Epsilon Eridani was just visible naked eye so I could use the reflex sight alone to point to it. It was a nice orange-yellow color and the brightest star by far in a poor field. At 10.5 light years it is the third closest star visible to the naked eye and the closest star to host a planetary system (pending confirmation of Alpha Centauri Bb). It's a young star, 1 billion years old, and it has a massive planet orbiting it at 3 AU, with two asteroid belts, one inside and one outside of that orbit. SETI has listened to signals from it without success (so far...).
Hind's Crimson Star (R Leporis) is a truly amazing sight. It is relatively small and faint but a very deep red color. I was able to resolve the airy disk. It is a carbon star which varies brightness from 5.5 to 11.7 every 420 days or so. It is supposed to be its most red when it is most faint. The current AAVSO Light Curve Generator pegs it at 8.5 now, and brightening. This will be one to watch next year and into the spring of 2017 when it should be more faint.
Bellatrix (Gamma Orionis) was an icy blue with some hints of green. It is very young, 20 million years, and is 250 light years away, and is 8.5x the size of the sun and 3.8x as hot.
4 (Omega) Aurigae was a surprise double star. The A was a surprising sickly blue-green color, and the B was a tawny brown, nicely split 5" away.
NGC 1931: I was surprised I could resolve this given the sky conditions and presence of the moon.
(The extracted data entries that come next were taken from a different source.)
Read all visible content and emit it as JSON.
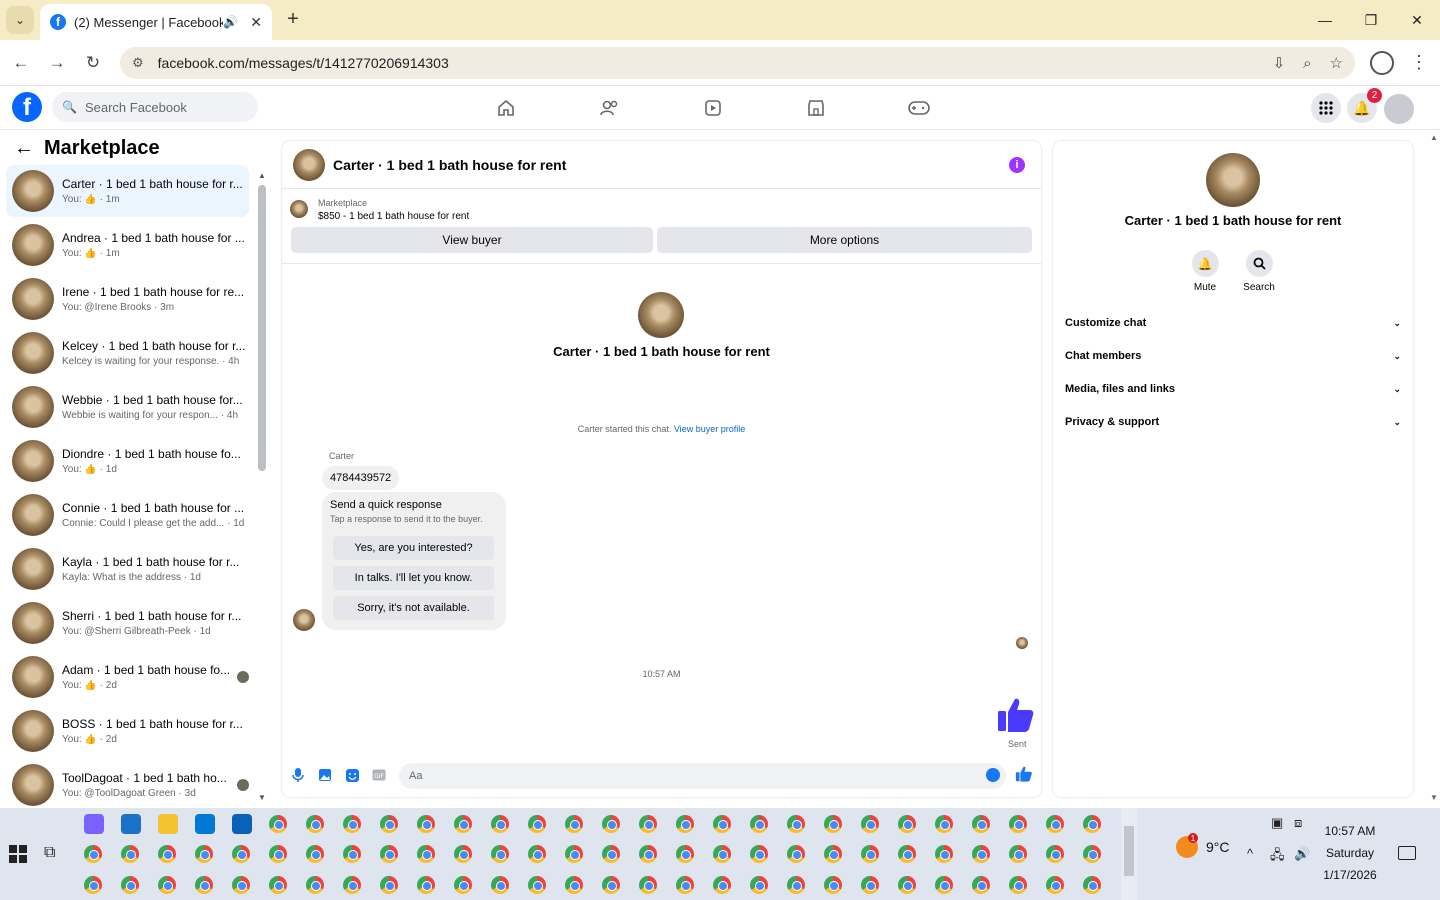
{
  "browser": {
    "tab_title": "(2) Messenger | Facebook",
    "url": "facebook.com/messages/t/1412770206914303"
  },
  "fb": {
    "search_placeholder": "Search Facebook",
    "notif_count": "2"
  },
  "left": {
    "title": "Marketplace",
    "chats": [
      {
        "name": "Carter · 1 bed 1 bath house for r...",
        "sub": "You: 👍 · 1m",
        "active": true
      },
      {
        "name": "Andrea · 1 bed 1 bath house for ...",
        "sub": "You: 👍 · 1m"
      },
      {
        "name": "Irene · 1 bed 1 bath house for re...",
        "sub": "You: @Irene Brooks · 3m"
      },
      {
        "name": "Kelcey · 1 bed 1 bath house for r...",
        "sub": "Kelcey is waiting for your response. · 4h"
      },
      {
        "name": "Webbie · 1 bed 1 bath house for...",
        "sub": "Webbie is waiting for your respon... · 4h"
      },
      {
        "name": "Diondre · 1 bed 1 bath house fo...",
        "sub": "You: 👍 · 1d"
      },
      {
        "name": "Connie · 1 bed 1 bath house for ...",
        "sub": "Connie: Could I please get the add... · 1d"
      },
      {
        "name": "Kayla · 1 bed 1 bath house for r...",
        "sub": "Kayla: What is the address · 1d"
      },
      {
        "name": "Sherri · 1 bed 1 bath house for r...",
        "sub": "You: @Sherri Gilbreath-Peek · 1d"
      },
      {
        "name": "Adam · 1 bed 1 bath house fo...",
        "sub": "You: 👍 · 2d"
      },
      {
        "name": "BOSS · 1 bed 1 bath house for r...",
        "sub": "You: 👍 · 2d"
      },
      {
        "name": "ToolDagoat · 1 bed 1 bath ho...",
        "sub": "You: @ToolDagoat Green · 3d"
      }
    ]
  },
  "chat": {
    "header_name": "Carter · 1 bed 1 bath house for rent",
    "marketplace_label": "Marketplace",
    "listing": "$850 - 1 bed 1 bath house for rent",
    "view_buyer": "View buyer",
    "more_options": "More options",
    "hero_name": "Carter · 1 bed 1 bath house for rent",
    "started_text": "Carter started this chat.",
    "view_buyer_profile": "View buyer profile",
    "sender": "Carter",
    "phone": "4784439572",
    "quick_title": "Send a quick response",
    "quick_sub": "Tap a response to send it to the buyer.",
    "quick_1": "Yes, are you interested?",
    "quick_2": "In talks. I'll let you know.",
    "quick_3": "Sorry, it's not available.",
    "time": "10:57 AM",
    "sent": "Sent",
    "composer_placeholder": "Aa"
  },
  "right": {
    "name": "Carter · 1 bed 1 bath house for rent",
    "mute": "Mute",
    "search": "Search",
    "rows": [
      "Customize chat",
      "Chat members",
      "Media, files and links",
      "Privacy & support"
    ]
  },
  "taskbar": {
    "temp": "9°C",
    "weather_badge": "1",
    "time": "10:57 AM",
    "day": "Saturday",
    "date": "1/17/2026"
  },
  "colors": {
    "fb_blue": "#0866ff",
    "messenger_purple": "#4a3aff",
    "tab_strip": "#f5ecc5"
  }
}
It is supposed to look like a mini Orion Nebula, but I was only able to resolve two wings of the brighter nebulosity around a brighter central "star" which flashed into view with averted vision.
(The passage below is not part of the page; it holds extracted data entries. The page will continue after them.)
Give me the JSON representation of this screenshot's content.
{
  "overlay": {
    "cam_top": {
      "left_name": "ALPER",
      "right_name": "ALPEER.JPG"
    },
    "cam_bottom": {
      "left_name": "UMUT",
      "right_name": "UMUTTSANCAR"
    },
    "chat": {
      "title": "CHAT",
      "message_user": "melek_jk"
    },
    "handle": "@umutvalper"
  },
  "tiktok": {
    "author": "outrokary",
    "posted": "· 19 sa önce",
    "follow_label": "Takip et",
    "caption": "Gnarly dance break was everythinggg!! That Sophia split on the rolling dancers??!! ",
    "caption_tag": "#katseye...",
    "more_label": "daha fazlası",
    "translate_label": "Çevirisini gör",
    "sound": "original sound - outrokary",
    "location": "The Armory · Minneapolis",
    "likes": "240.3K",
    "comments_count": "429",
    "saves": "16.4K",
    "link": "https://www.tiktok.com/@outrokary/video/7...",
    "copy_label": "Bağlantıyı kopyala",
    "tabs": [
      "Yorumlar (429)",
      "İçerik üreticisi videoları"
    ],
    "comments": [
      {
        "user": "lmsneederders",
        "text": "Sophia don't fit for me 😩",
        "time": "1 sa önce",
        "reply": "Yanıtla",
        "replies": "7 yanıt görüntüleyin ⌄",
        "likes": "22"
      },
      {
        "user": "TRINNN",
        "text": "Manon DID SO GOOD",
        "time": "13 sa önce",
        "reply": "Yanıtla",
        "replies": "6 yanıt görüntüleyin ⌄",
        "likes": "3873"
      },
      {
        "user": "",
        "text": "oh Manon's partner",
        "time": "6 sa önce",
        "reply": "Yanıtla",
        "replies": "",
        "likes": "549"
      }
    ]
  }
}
M37: Hundreds of mag 8-9 stars in branches and streams with clouds of fainter stars behind, broken up with dark lanes. A distinctive red star in the center. Enough to make one weep for the beauty of it.
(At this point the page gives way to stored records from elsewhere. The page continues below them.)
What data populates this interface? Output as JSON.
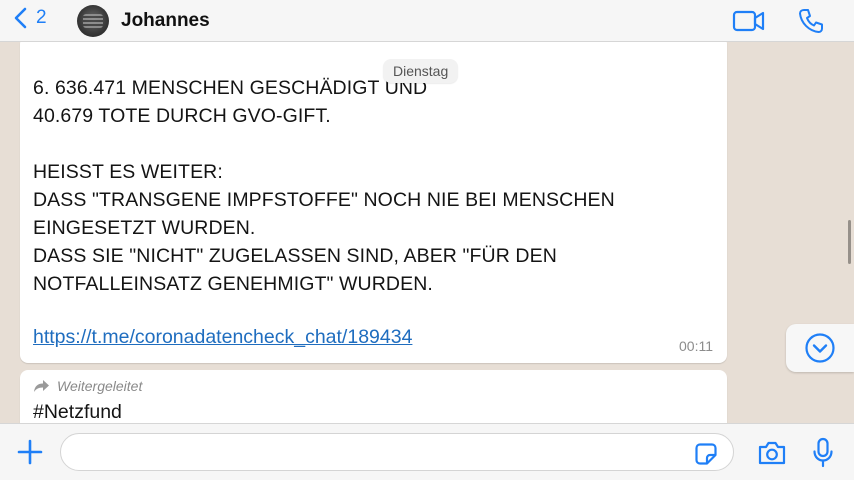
{
  "header": {
    "back_count": "2",
    "contact_name": "Johannes"
  },
  "chat": {
    "day_label": "Dienstag",
    "message1": {
      "text": "6. 636.471 MENSCHEN GESCHÄDIGT UND\n40.679 TOTE DURCH GVO-GIFT.\n\nHEISST ES WEITER:\nDASS \"TRANSGENE IMPFSTOFFE\" NOCH NIE BEI MENSCHEN\nEINGESETZT WURDEN.\nDASS SIE \"NICHT\" ZUGELASSEN SIND, ABER \"FÜR DEN\nNOTFALLEINSATZ GENEHMIGT\" WURDEN.",
      "link": "https://t.me/coronadatencheck_chat/189434",
      "time": "00:11"
    },
    "message2": {
      "forwarded_label": "Weitergeleitet",
      "text": "#Netzfund"
    }
  },
  "input": {
    "placeholder": "",
    "value": ""
  },
  "colors": {
    "accent": "#1f7ff7",
    "link": "#1f6dbf",
    "chat_background": "#e7ded5",
    "bubble": "#ffffff"
  },
  "icons": [
    "chevron-left-icon",
    "video-camera-icon",
    "phone-icon",
    "chevron-down-circle-icon",
    "forward-arrow-icon",
    "plus-icon",
    "sticker-icon",
    "camera-icon",
    "microphone-icon"
  ]
}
UU Aurigae was a bright orange. The chart says it is a double but there was none seen even at 184x.
Theta 1 Orionis, the brightest star of the Trapezium. I hoped to resolve the E and F stars in the 8-inch, but the sky did not cooperate; transparency fell off sharply.
Zeta Orionis: Multiple star. The A component is the brightest O-class star visible. I could resolve four components, the very faint D preceding the group. I could almost imagine the group swinging around its bright A.
Y Tauri was visible in the finder as a very faint red spot. In the scope the color was nearly as red as Hind's Crimson Star.
W Orionis: Appeared orange in the finder and in the scope was a deep orange, at the end of a string of three other stars.
S Camelepordaris was a very long hop from Delta Aurigae, but worth it! Deep orange-red in a triangle of stars.
Once the ~80% waning gibbous moon had cleared the neighbor's roof I had a look at 184x. I could see fog blowing past the moon naked eye, and in the scope it was rippling. But I was very intrigued by the terminator, which I don't often see at this phase. There were many mons just lighting up in their nighttime craters, and there were many dark bays and channels. Most interesting was the shadow of one peak projected onto the lit side of another mountain range behind it. I am very unsure of where this was, exactly. While I made a sketch of the feature I neglected to make a sketch of the finder view to help me find it in the Rukl atlas later. A lesson for the future!